In contrast to the reduction of spleen titers to nearly undetectable levels in pp89-and-M84-coimmunized BALB/c mice, viral replication in the salivary glands was reduced only up to 10-fold below that of control mice. Previously, we reported salivary gland titer reductions of approximately 50-fold following pp89 DNA immunization (17). However, pp89 was expressed from pcDNA-I/Amp, and the use of the pcDNA3 vector in this report may account for differences in immunity. Through depletion studies of immune T lymphocytes, it was previously found that CD4⁺ cells are the effectors of viral clearance from this organ (24, 25). Although the protective immunity provided by CD8⁺ lymphocytes may suppress viral replication in the abdominal organs, virus that seeds the salivary glands replicates to high levels until CD4⁺ lymphocyte-mediated clearance can occur. Therefore, it appears likely that, although our plasmid DNA immunization-mediated protection may dramatically reduce MCMV replication in the spleen to nearly undetectable levels, the ability of the virus to disseminate to and amplify in the salivary gland was not significantly impeded in the immunized animals. This is not surprising, since plasmid DNA immunization favors the generation of CD8-mediated T-cell responses. Taken together, these data suggest that, in order for vaccination to significantly reduce salivary gland titers, adequate CD4⁺ antiviral activity in the salivary gland must be established prior to or coinciding with viral seeding of that organ.

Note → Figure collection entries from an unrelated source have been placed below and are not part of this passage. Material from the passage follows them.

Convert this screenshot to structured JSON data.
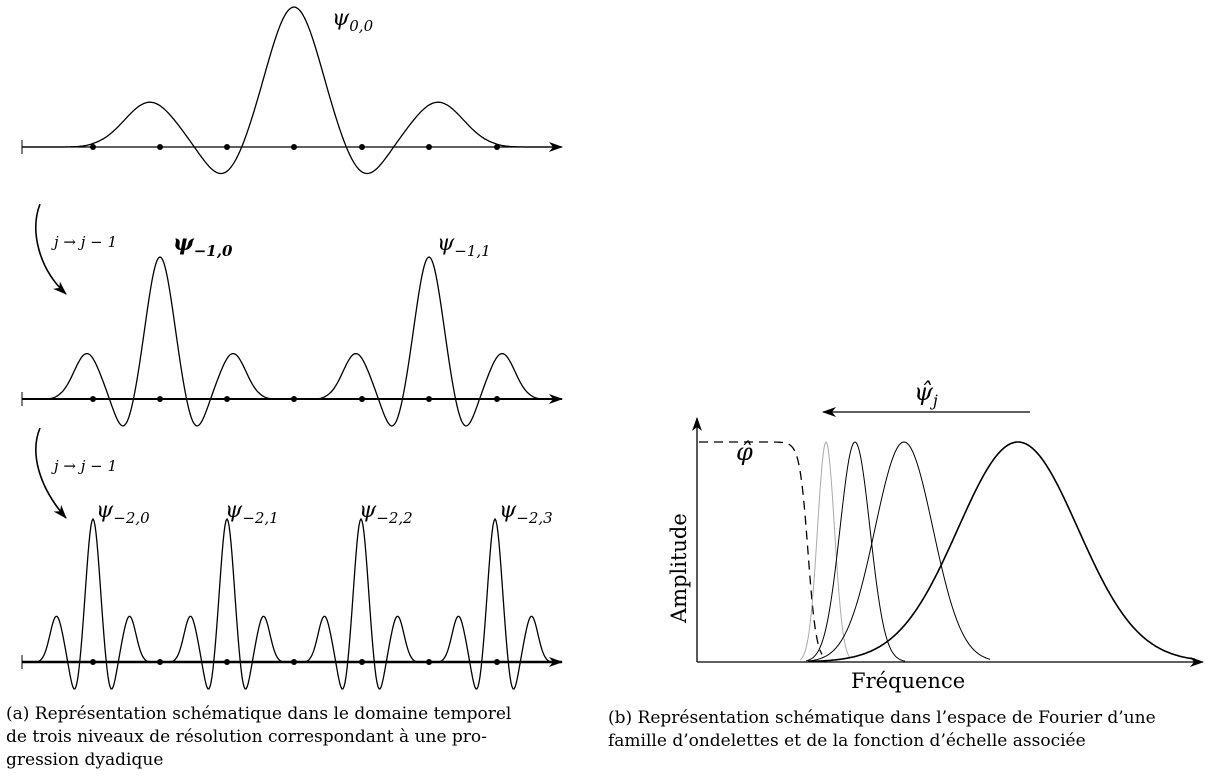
{
  "panel_a": {
    "levels": [
      {
        "transition_label": "",
        "wavelets": [
          {
            "symbol": "ψ",
            "subscript": "0,0"
          }
        ]
      },
      {
        "transition_label": "j → j − 1",
        "wavelets": [
          {
            "symbol": "ψ",
            "subscript": "−1,0"
          },
          {
            "symbol": "ψ",
            "subscript": "−1,1"
          }
        ]
      },
      {
        "transition_label": "j → j − 1",
        "wavelets": [
          {
            "symbol": "ψ",
            "subscript": "−2,0"
          },
          {
            "symbol": "ψ",
            "subscript": "−2,1"
          },
          {
            "symbol": "ψ",
            "subscript": "−2,2"
          },
          {
            "symbol": "ψ",
            "subscript": "−2,3"
          }
        ]
      }
    ],
    "caption_lines": [
      "(a) Représentation schématique dans le domaine temporel",
      "de trois niveaux de résolution correspondant à une pro-",
      "gression dyadique"
    ]
  },
  "panel_b": {
    "ylabel": "Amplitude",
    "xlabel": "Fréquence",
    "scaling_label": "φ̂",
    "wavelet_label_symbol": "ψ̂",
    "wavelet_label_subscript": "j",
    "caption_lines": [
      "(b) Représentation schématique dans l’espace de Fourier d’une",
      "famille d’ondelettes et de la fonction d’échelle associée"
    ]
  }
}
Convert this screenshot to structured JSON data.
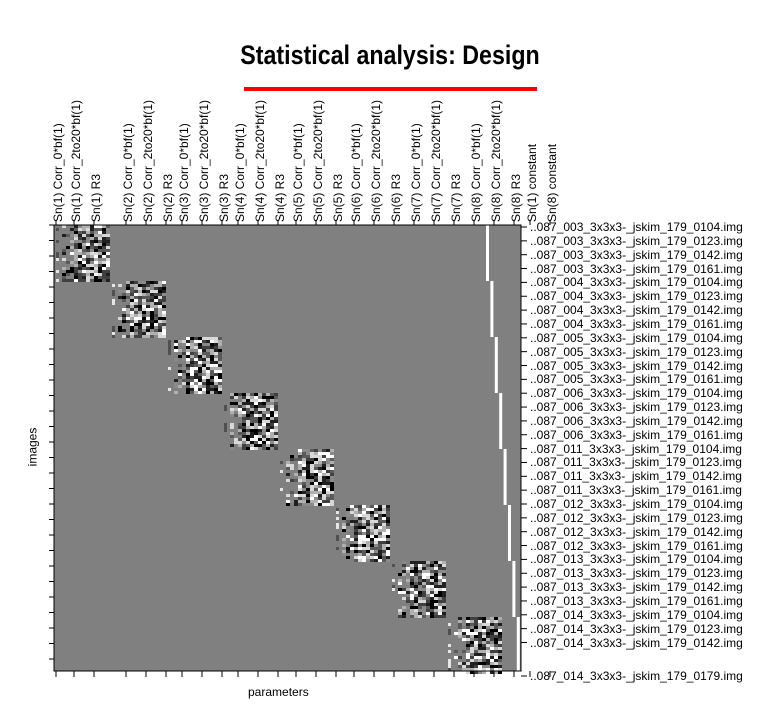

DNA-mediated immunization has become a valuable research tool and holds great promise for future use in preventing infectious diseases. The field is moving rapidly, and with continued innovations in augmenting immune responses against plasmid-encoded antigens by coadministration of cytokines or cytokine-expressing plasmids (8, 22, 27), utilizing immunostimulatory DNA sequences (41), improving chemical or physical delivery systems, and delivering antigens as immune-response-enhancing ubiquitin fusion proteins (38, 39), it seems likely that it will be possible to vigorously prime both arms of the acquired cellular immune response to MCMV and provide complete protection against acute infection and the establishment of latency. The identification of MCMV antigens that elicit these types of protective responses will be crucial to directing this prophylactic immunity. The insights provided from animal models can then be used for the development of a safe and effective vaccine against HCMV.